On 03/19/2016 12:55 AM, Matteo Bruni wrote:
2016-03-17 12:59 GMT+01:00 Paul Gofman <gofmanp(a)gmail.com>:
+enum PRES_REG_TABLES +{ + PRES_REGTAB_NONE, + PRES_REGTAB_IMMED, /* immediate double constants from CLIT */ + PRES_REGTAB_CONST, + PRES_REGTAB_VERTEX, /* not used */ + PRES_REGTAB_OCONST, + PRES_REGTAB_OBCONST, + PRES_REGTAB_OICONST, + PRES_REGTAB_REG, + PRES_REGTAB_MAX, + PRES_REGTAB_FIRST = PRES_REGTAB_IMMED, + PRES_REGTAB_LAST = PRES_REGTAB_REG, +}; You can drop PRES_REGTAB_NONE unless it's going to be used. These constants currently match values in preshader bytecode. PRES_REGTAB_NONE is used as a placeholder for value 0. I can remove it, but then have PRES_REGTAB_IMMED = 1 explicitly, or introduce a separate mapping table between original constants and these enum.
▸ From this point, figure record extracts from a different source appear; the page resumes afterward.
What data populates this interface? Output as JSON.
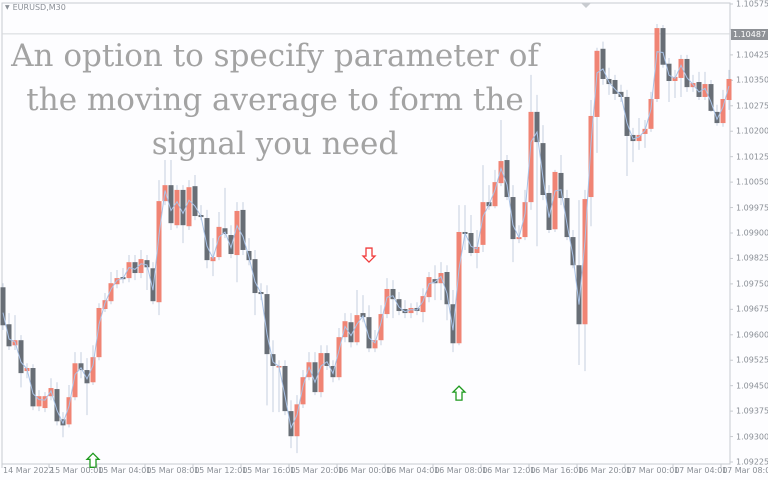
{
  "symbol_label": "EURUSD,M30",
  "overlay_text": [
    "An option to specify parameter of",
    "the moving average to form the",
    "signal you need"
  ],
  "current_price_label": "1.10487",
  "colors": {
    "bull": "#f08474",
    "bear": "#686e76",
    "ma_line": "#a9c2e6",
    "signal_up": "#1e9a1e",
    "signal_down": "#f03c3c",
    "overlay_text": "#a3a3a3"
  },
  "chart_data": {
    "type": "candlestick",
    "title": "EURUSD,M30",
    "ylim": [
      1.09225,
      1.10575
    ],
    "y_ticks": [
      "1.10575",
      "1.10500",
      "1.10425",
      "1.10350",
      "1.10275",
      "1.10200",
      "1.10125",
      "1.10050",
      "1.09975",
      "1.09900",
      "1.09825",
      "1.09750",
      "1.09675",
      "1.09600",
      "1.09525",
      "1.09450",
      "1.09375",
      "1.09300",
      "1.09225"
    ],
    "x_ticks": [
      "14 Mar 2022",
      "15 Mar 00:00",
      "15 Mar 04:00",
      "15 Mar 08:00",
      "15 Mar 12:00",
      "15 Mar 16:00",
      "15 Mar 20:00",
      "16 Mar 00:00",
      "16 Mar 04:00",
      "16 Mar 08:00",
      "16 Mar 12:00",
      "16 Mar 16:00",
      "16 Mar 20:00",
      "17 Mar 00:00",
      "17 Mar 04:00",
      "17 Mar 08:00"
    ],
    "current_price": 1.10487,
    "grid": false,
    "ohlc": [
      [
        1.0974,
        1.09752,
        1.09614,
        1.09628
      ],
      [
        1.09631,
        1.09664,
        1.09555,
        1.09566
      ],
      [
        1.09569,
        1.09658,
        1.09555,
        1.09584
      ],
      [
        1.09584,
        1.09599,
        1.09445,
        1.09487
      ],
      [
        1.09493,
        1.09516,
        1.09472,
        1.09502
      ],
      [
        1.09502,
        1.09513,
        1.09378,
        1.09389
      ],
      [
        1.09389,
        1.09437,
        1.09375,
        1.09419
      ],
      [
        1.09384,
        1.09431,
        1.09372,
        1.09419
      ],
      [
        1.09419,
        1.09472,
        1.09407,
        1.09443
      ],
      [
        1.0944,
        1.0946,
        1.09333,
        1.09345
      ],
      [
        1.09351,
        1.09372,
        1.09298,
        1.09333
      ],
      [
        1.09336,
        1.09452,
        1.09327,
        1.09416
      ],
      [
        1.09416,
        1.09549,
        1.09407,
        1.09516
      ],
      [
        1.09516,
        1.09549,
        1.09472,
        1.09496
      ],
      [
        1.09496,
        1.09531,
        1.09363,
        1.09457
      ],
      [
        1.0946,
        1.09569,
        1.09452,
        1.09534
      ],
      [
        1.09534,
        1.09693,
        1.09525,
        1.09679
      ],
      [
        1.09676,
        1.09723,
        1.09667,
        1.09702
      ],
      [
        1.09699,
        1.09785,
        1.0969,
        1.09752
      ],
      [
        1.09749,
        1.09791,
        1.09737,
        1.09767
      ],
      [
        1.0977,
        1.09797,
        1.09752,
        1.09764
      ],
      [
        1.09767,
        1.09835,
        1.09755,
        1.09814
      ],
      [
        1.09814,
        1.09835,
        1.09761,
        1.09782
      ],
      [
        1.09782,
        1.0985,
        1.09767,
        1.09823
      ],
      [
        1.0982,
        1.09835,
        1.09732,
        1.09799
      ],
      [
        1.09796,
        1.09814,
        1.0969,
        1.09699
      ],
      [
        1.09696,
        1.10056,
        1.09658,
        1.09994
      ],
      [
        1.09994,
        1.10115,
        1.09982,
        1.10041
      ],
      [
        1.10041,
        1.10115,
        1.09909,
        1.09929
      ],
      [
        1.09923,
        1.10041,
        1.09914,
        1.10027
      ],
      [
        1.10027,
        1.10041,
        1.0987,
        1.09923
      ],
      [
        1.0992,
        1.10056,
        1.09909,
        1.10035
      ],
      [
        1.10038,
        1.10071,
        1.09938,
        1.0995
      ],
      [
        1.09953,
        1.09982,
        1.09938,
        1.09947
      ],
      [
        1.09944,
        1.09968,
        1.09796,
        1.0982
      ],
      [
        1.09817,
        1.09885,
        1.09773,
        1.09829
      ],
      [
        1.09829,
        1.09962,
        1.0982,
        1.09918
      ],
      [
        1.09914,
        1.10033,
        1.09885,
        1.09897
      ],
      [
        1.09894,
        1.09923,
        1.09826,
        1.09838
      ],
      [
        1.09835,
        1.09991,
        1.09755,
        1.09965
      ],
      [
        1.09968,
        1.09991,
        1.09835,
        1.0985
      ],
      [
        1.09847,
        1.09885,
        1.09805,
        1.0982
      ],
      [
        1.09823,
        1.0985,
        1.09658,
        1.09723
      ],
      [
        1.09726,
        1.09752,
        1.09702,
        1.0972
      ],
      [
        1.0972,
        1.09746,
        1.09392,
        1.09543
      ],
      [
        1.09543,
        1.09584,
        1.09372,
        1.09508
      ],
      [
        1.09505,
        1.09525,
        1.09372,
        1.09508
      ],
      [
        1.09508,
        1.09525,
        1.09363,
        1.09375
      ],
      [
        1.09375,
        1.09407,
        1.09266,
        1.09301
      ],
      [
        1.09301,
        1.09422,
        1.09251,
        1.09395
      ],
      [
        1.09395,
        1.09496,
        1.09384,
        1.09475
      ],
      [
        1.09475,
        1.09549,
        1.09466,
        1.09519
      ],
      [
        1.09519,
        1.09549,
        1.09422,
        1.09431
      ],
      [
        1.09431,
        1.09569,
        1.09416,
        1.09546
      ],
      [
        1.09546,
        1.09569,
        1.09496,
        1.09508
      ],
      [
        1.09508,
        1.09525,
        1.0946,
        1.09475
      ],
      [
        1.09475,
        1.0962,
        1.09466,
        1.09593
      ],
      [
        1.09593,
        1.09664,
        1.09578,
        1.0964
      ],
      [
        1.09637,
        1.09664,
        1.09563,
        1.09578
      ],
      [
        1.09578,
        1.09732,
        1.09569,
        1.09658
      ],
      [
        1.09664,
        1.09717,
        1.09637,
        1.09652
      ],
      [
        1.09652,
        1.09687,
        1.09549,
        1.0956
      ],
      [
        1.0956,
        1.09614,
        1.09549,
        1.09584
      ],
      [
        1.09584,
        1.09687,
        1.09569,
        1.09661
      ],
      [
        1.09661,
        1.09767,
        1.09649,
        1.09735
      ],
      [
        1.09735,
        1.09761,
        1.09649,
        1.09705
      ],
      [
        1.09705,
        1.09726,
        1.09658,
        1.0967
      ],
      [
        1.09676,
        1.09702,
        1.09649,
        1.09664
      ],
      [
        1.09664,
        1.09693,
        1.09649,
        1.09679
      ],
      [
        1.09679,
        1.09696,
        1.09658,
        1.0967
      ],
      [
        1.09667,
        1.09737,
        1.09637,
        1.09714
      ],
      [
        1.09711,
        1.09785,
        1.09696,
        1.0977
      ],
      [
        1.09764,
        1.09805,
        1.09702,
        1.09752
      ],
      [
        1.09752,
        1.09814,
        1.09702,
        1.09782
      ],
      [
        1.09785,
        1.09805,
        1.09643,
        1.0969
      ],
      [
        1.0969,
        1.09732,
        1.09549,
        1.09575
      ],
      [
        1.09575,
        1.09982,
        1.09569,
        1.09903
      ],
      [
        1.09903,
        1.09982,
        1.0985,
        1.09897
      ],
      [
        1.099,
        1.09953,
        1.09832,
        1.09841
      ],
      [
        1.09841,
        1.09909,
        1.09796,
        1.09859
      ],
      [
        1.09865,
        1.101,
        1.09844,
        1.09991
      ],
      [
        1.09991,
        1.10041,
        1.09968,
        1.09979
      ],
      [
        1.09979,
        1.10086,
        1.09973,
        1.1005
      ],
      [
        1.10047,
        1.10233,
        1.10038,
        1.10112
      ],
      [
        1.10115,
        1.1013,
        1.09997,
        1.10006
      ],
      [
        1.10006,
        1.10041,
        1.09814,
        1.09882
      ],
      [
        1.09882,
        1.09923,
        1.0987,
        1.09888
      ],
      [
        1.09888,
        1.10027,
        1.09879,
        1.09991
      ],
      [
        1.09991,
        1.10366,
        1.09968,
        1.10257
      ],
      [
        1.10257,
        1.10307,
        1.09861,
        1.10168
      ],
      [
        1.10165,
        1.10218,
        1.09997,
        1.10012
      ],
      [
        1.10018,
        1.10041,
        1.099,
        1.09909
      ],
      [
        1.09911,
        1.10086,
        1.09903,
        1.1008
      ],
      [
        1.10077,
        1.1013,
        1.09982,
        1.10003
      ],
      [
        1.10003,
        1.10027,
        1.09879,
        1.09888
      ],
      [
        1.09888,
        1.09909,
        1.09796,
        1.09805
      ],
      [
        1.09805,
        1.09997,
        1.09511,
        1.09631
      ],
      [
        1.09631,
        1.10027,
        1.09493,
        1.1
      ],
      [
        1.10006,
        1.10292,
        1.0992,
        1.10245
      ],
      [
        1.10242,
        1.10446,
        1.10136,
        1.10437
      ],
      [
        1.10443,
        1.10464,
        1.10337,
        1.10354
      ],
      [
        1.10354,
        1.10387,
        1.10307,
        1.10339
      ],
      [
        1.10351,
        1.10366,
        1.10292,
        1.1031
      ],
      [
        1.10316,
        1.10337,
        1.10286,
        1.10301
      ],
      [
        1.10301,
        1.10322,
        1.10068,
        1.10186
      ],
      [
        1.10189,
        1.1021,
        1.10109,
        1.10171
      ],
      [
        1.10171,
        1.10239,
        1.10145,
        1.10189
      ],
      [
        1.10192,
        1.10233,
        1.10151,
        1.10207
      ],
      [
        1.10207,
        1.10316,
        1.10198,
        1.10295
      ],
      [
        1.10295,
        1.10516,
        1.10286,
        1.10504
      ],
      [
        1.10504,
        1.10513,
        1.10387,
        1.10396
      ],
      [
        1.10399,
        1.10416,
        1.10286,
        1.10348
      ],
      [
        1.10348,
        1.10381,
        1.10298,
        1.1036
      ],
      [
        1.10357,
        1.10425,
        1.10301,
        1.10413
      ],
      [
        1.10413,
        1.10425,
        1.10316,
        1.1033
      ],
      [
        1.1033,
        1.10366,
        1.10316,
        1.10342
      ],
      [
        1.10345,
        1.10375,
        1.10292,
        1.10301
      ],
      [
        1.10301,
        1.10375,
        1.10292,
        1.10339
      ],
      [
        1.10339,
        1.10351,
        1.10257,
        1.1026
      ],
      [
        1.10257,
        1.10278,
        1.10216,
        1.10224
      ],
      [
        1.10224,
        1.10322,
        1.10213,
        1.10295
      ],
      [
        1.10292,
        1.10381,
        1.10263,
        1.10354
      ]
    ],
    "signals": [
      {
        "candle": 15,
        "type": "buy",
        "price": 1.0923
      },
      {
        "candle": 61,
        "type": "sell",
        "price": 1.09835
      },
      {
        "candle": 76,
        "type": "buy",
        "price": 1.09428
      }
    ]
  }
}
+#define PRES_VS_BITS_PER_WORD (sizeof(unsigned int) * 8) What does the _VS_ part of the name mean? I'm also a bit thrown off by the _WORD part, mostly because in Win32 WORD is a 16 bit while DWORD is 32 bit and unsigned int is also 32 bit. Maybe it's just me, I don't know. VS means "value set" :) Yes, I realize WORD is confusing (what MS calls DWORD is actually a halfword nowadays). I suggest to change unsigned int to uintptr_t (which is functionally more appropriate), and call it PRES_BITMASK_BLOCK_SIZE. The traces of the disassembled preshader can also potentially go to a separate patch (leaving only dump_shader_bytecode() in the initial implementation - btw, I think it should be called dump_preshader_bytecode() given the renaming of the other stuff). It actually used to dump the whole binary blob, which can contains shader also (or just shader sometimes). I suggest I better use just dump_bytecode then.